Outside the Individual

No question, the Deepwater Horizon explosion in the Gulf of Mexico, in addition to killing 11 people, was a serious environmental event. It wasn’t nearly as bad as the environmentalist wackos would have had you believe, but it was bad enough. The negative effects will be felt for a while to come, not just in the environment but also in the Gulf Coast economy.

There was plenty of ink about the leaking oil itself, but in any big oil-related accident, it’s the oil-coated critters that get the weepiest news coverage. Some reporter stands on a beach beside a guy in a yellow slicker suit holding a gooey pelican and gushes about how 600 other birds have been “rescued” and are currently being cleaned so they can once again be natural, wild and free.

I can’t think of a more pointless way to spend manpower and money.

Jim Spencer, editor of Trapper & Predator CallerYes, it was a terrible thing that these birds and turtles and mammals were mired in the oil. The figure I heard most recently was that 30,000 oil-fouled critters had been found, mostly gulls and brown pelicans. That sounds like a lot, and if you piled them all in one place it would be a lot. But in the overall scheme of nature, it really is small potatoes. The number of gulls, pelicans and other wildlife in the Gulf and surrounding shoreline is staggering, and even if the actual figure is 10 times the 30,000 that was quoted, it’s still just a drop in the bucket and the loss can be quickly regained.

What’s not a small matter, though, is the damage to the coastal marshes and estuaries caused by the oil. The marshes are already recovering as I write this, some 115 days after the explosion, but biologists and researchers say there will be lingering effects in these areas for several years.

That’s where the money and manpower should have been going throughout the whole 100-odd-day ordeal — toward coastline protection and cleanup, rather than cleaning up oil-coated animals. It’s much more effective to concentrate on keeping habitat healthy so it can remain productive than to engage in a heartfelt but woefully misguided effort to clean, rehabilitate and release critters that have been oil-fouled.

I’m not trying to say these oil-beslimed animals should have been ignored. Nope. I’m saying they should have been humanely killed, and the money and manpower spent where it might have done some good. The hard, cold truth is that rehabilitating oiled birds, reptiles and mammals is a monumental waste of resources.

You want a for-instance? OK. After the Exxon Valdez oil spill in 1989, 357 oiled sea otters were brought in for treatment. Of those, 197 survived long enough to be cleaned and released — at a cost of $82,000 per otter. Forty-five of the released otters were fitted with radio-tracking collars, and subsequent studies found that after eight months, 12 of the 45 were dead. Nine more were missing, for a total of 21 out of 45 — nearly half. That brings the per-surviving-otter cost up to about $150,000, give or take a few thousand.

At the same time, about 1,600 sea birds (mostly gulls) were also captured, de-oiled and rehabilitated. Half of them were returned to the wild at a cost of nearly $32,000 per bird. I couldn’t find any survival data on the Valdez birds, but other similar rehab studies document a survival rate of less than 10 percent. So all of a sudden we’re talking about $320,000 sea gulls. Or more.

That’s some pretty expensive wildlife management. The money spent cleaning creatures likely to die soon anyway could be better spent designing safety systems, investing in oil-containment research, or paying for additional emergency personnel to respond to spills. Or, like I’ve already suggested, to clean up the oil so Mother Nature can replenish the wild stock in the old-fashioned, time-tested, efficient way.

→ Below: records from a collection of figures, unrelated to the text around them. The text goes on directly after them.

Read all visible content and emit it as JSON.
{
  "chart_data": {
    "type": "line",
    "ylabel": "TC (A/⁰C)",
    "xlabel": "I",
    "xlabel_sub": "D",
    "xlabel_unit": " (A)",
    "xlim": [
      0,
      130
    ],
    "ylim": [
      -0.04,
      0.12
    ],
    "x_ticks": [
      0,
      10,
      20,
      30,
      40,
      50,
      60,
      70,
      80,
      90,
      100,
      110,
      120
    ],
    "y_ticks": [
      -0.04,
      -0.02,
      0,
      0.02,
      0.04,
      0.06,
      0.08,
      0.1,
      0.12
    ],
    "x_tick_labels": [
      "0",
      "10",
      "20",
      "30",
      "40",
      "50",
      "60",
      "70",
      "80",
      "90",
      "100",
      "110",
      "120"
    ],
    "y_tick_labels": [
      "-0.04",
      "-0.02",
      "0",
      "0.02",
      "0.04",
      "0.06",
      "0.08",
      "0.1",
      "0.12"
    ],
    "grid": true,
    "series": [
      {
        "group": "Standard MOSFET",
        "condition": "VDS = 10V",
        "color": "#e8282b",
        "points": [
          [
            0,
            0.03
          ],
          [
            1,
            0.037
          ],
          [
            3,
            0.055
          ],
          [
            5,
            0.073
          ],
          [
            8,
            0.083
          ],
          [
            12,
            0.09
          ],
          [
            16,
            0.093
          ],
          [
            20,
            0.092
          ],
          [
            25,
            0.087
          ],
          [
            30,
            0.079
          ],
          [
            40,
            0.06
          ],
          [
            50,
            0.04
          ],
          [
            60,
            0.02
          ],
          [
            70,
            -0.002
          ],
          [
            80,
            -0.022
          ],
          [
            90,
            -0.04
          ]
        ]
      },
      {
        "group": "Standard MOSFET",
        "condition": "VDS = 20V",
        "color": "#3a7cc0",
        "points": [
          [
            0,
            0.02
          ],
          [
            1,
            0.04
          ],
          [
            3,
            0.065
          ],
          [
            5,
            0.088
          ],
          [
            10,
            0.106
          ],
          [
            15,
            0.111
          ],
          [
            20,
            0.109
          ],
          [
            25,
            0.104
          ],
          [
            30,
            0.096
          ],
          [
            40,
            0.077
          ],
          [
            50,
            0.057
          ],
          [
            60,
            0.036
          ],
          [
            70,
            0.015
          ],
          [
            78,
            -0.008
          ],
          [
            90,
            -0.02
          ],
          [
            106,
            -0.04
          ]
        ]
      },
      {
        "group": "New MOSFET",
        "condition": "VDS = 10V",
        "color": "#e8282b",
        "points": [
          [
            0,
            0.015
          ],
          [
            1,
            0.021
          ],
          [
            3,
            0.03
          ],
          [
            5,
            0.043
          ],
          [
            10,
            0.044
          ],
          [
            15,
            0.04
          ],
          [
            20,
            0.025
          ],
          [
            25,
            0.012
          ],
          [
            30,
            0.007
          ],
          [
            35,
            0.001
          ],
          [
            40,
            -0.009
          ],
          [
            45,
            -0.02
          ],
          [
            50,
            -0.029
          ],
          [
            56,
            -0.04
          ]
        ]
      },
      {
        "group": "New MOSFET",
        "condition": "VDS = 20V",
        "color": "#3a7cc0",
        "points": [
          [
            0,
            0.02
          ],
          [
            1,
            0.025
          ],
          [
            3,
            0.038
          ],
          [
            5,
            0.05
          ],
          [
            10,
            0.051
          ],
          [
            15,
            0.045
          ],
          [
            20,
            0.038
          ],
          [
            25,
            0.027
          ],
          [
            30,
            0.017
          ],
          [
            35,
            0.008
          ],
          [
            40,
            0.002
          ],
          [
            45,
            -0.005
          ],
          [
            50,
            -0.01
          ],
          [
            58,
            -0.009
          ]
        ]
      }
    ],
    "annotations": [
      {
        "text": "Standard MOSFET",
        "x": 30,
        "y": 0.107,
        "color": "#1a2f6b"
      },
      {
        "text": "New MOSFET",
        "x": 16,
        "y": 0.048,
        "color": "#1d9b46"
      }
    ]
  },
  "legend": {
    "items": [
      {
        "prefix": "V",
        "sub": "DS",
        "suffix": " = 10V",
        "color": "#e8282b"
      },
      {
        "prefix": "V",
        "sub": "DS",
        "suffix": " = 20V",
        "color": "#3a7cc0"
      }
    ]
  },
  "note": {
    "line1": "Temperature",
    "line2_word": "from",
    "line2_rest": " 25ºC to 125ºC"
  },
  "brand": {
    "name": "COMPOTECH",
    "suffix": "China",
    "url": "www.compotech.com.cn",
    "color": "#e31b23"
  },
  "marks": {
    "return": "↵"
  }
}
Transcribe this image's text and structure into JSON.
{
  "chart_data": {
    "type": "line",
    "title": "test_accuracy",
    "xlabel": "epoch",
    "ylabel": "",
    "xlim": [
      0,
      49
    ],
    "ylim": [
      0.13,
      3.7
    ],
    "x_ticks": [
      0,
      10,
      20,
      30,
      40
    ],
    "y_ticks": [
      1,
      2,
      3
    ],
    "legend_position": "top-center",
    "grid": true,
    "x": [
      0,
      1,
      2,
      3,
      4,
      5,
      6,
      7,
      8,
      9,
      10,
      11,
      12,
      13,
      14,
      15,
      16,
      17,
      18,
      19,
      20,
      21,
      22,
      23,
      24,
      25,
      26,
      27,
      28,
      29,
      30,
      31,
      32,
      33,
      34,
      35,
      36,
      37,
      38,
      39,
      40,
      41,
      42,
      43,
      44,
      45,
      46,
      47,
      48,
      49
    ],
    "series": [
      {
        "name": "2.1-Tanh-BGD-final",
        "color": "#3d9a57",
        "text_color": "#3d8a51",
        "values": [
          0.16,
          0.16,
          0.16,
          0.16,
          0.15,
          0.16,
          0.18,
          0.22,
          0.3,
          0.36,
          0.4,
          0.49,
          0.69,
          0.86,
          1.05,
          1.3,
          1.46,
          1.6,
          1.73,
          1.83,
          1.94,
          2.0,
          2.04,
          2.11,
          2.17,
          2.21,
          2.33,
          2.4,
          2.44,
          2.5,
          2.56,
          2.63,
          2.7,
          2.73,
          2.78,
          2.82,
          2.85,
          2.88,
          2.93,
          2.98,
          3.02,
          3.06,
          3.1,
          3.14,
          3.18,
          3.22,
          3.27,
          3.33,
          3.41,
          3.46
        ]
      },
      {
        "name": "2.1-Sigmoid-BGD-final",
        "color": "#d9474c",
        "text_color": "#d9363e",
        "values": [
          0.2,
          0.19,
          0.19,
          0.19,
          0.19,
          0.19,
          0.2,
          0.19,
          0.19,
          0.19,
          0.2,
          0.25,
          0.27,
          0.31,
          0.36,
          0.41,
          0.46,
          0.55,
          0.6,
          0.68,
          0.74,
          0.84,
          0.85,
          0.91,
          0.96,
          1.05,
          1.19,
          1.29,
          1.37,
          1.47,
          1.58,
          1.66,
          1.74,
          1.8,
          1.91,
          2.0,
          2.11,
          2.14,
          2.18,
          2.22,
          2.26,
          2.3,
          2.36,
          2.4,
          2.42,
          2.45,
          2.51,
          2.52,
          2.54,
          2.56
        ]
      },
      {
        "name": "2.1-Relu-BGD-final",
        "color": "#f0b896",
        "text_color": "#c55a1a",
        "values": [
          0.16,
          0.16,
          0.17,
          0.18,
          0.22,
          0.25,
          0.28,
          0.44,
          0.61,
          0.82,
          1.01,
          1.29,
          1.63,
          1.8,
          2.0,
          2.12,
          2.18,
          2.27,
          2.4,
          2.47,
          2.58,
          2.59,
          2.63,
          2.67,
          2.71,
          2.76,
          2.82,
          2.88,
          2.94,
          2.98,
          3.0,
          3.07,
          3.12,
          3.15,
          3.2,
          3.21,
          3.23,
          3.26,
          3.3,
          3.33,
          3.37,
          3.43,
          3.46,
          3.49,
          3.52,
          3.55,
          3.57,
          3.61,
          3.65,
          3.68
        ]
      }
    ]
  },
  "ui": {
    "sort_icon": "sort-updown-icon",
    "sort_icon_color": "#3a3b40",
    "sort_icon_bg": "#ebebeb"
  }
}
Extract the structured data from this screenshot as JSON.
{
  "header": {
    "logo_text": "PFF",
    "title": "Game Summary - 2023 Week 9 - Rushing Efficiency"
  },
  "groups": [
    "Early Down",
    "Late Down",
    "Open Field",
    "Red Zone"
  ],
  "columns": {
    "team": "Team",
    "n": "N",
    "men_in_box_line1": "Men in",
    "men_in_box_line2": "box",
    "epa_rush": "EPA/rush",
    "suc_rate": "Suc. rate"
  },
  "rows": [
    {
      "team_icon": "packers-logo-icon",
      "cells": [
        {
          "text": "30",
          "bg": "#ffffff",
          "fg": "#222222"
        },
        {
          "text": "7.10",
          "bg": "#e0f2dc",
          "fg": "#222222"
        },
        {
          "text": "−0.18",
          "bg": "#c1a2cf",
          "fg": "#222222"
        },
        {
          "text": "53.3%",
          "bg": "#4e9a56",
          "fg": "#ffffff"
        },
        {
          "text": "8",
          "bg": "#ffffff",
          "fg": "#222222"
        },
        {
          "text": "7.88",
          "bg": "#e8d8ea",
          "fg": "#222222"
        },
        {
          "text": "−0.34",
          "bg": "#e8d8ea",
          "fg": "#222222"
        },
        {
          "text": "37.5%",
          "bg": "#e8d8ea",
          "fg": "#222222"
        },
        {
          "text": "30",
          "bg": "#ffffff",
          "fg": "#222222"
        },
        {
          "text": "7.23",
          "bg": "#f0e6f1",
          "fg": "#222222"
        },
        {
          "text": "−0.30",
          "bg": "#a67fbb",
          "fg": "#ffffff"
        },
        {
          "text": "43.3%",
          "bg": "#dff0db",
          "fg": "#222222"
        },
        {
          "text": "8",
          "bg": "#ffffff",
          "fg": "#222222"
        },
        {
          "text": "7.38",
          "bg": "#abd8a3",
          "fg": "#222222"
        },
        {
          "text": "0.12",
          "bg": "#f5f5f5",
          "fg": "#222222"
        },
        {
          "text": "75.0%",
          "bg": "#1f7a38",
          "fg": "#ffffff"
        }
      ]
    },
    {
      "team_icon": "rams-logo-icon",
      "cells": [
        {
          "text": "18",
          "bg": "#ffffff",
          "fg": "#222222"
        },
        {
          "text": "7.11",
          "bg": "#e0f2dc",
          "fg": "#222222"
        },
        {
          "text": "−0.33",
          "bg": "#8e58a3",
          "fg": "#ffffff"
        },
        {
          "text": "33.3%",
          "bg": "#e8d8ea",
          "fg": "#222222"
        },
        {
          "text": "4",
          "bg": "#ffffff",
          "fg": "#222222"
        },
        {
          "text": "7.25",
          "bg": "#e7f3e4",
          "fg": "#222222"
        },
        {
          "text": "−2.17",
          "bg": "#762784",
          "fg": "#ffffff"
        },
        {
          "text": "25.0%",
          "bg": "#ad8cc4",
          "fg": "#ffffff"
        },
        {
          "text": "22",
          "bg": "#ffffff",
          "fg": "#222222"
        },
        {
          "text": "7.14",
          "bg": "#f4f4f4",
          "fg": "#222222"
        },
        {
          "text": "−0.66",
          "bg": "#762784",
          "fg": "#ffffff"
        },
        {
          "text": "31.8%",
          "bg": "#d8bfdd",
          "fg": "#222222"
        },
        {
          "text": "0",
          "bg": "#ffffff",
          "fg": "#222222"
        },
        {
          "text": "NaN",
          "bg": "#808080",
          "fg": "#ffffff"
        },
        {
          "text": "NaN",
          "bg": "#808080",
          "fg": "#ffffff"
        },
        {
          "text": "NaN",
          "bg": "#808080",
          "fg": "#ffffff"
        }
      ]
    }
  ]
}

It’s not surprising that the well-meaning-but-uninformed public gets all caught up in this hand-on business of rehabilitating individual animals, but the science of wildlife management cannot afford to concern itself with individuals, except in the case of extremely rare species.

It’s a lesson trappers already know. We realize that annually removing some of the members of a species does not cause problems for that species, but rather creates room in the habitat for more young to be born to replenish the numbers.

We’ve been doing that very thing, as a matter of fact, for more than 200 years.

I wish the rest of the world would catch up with us.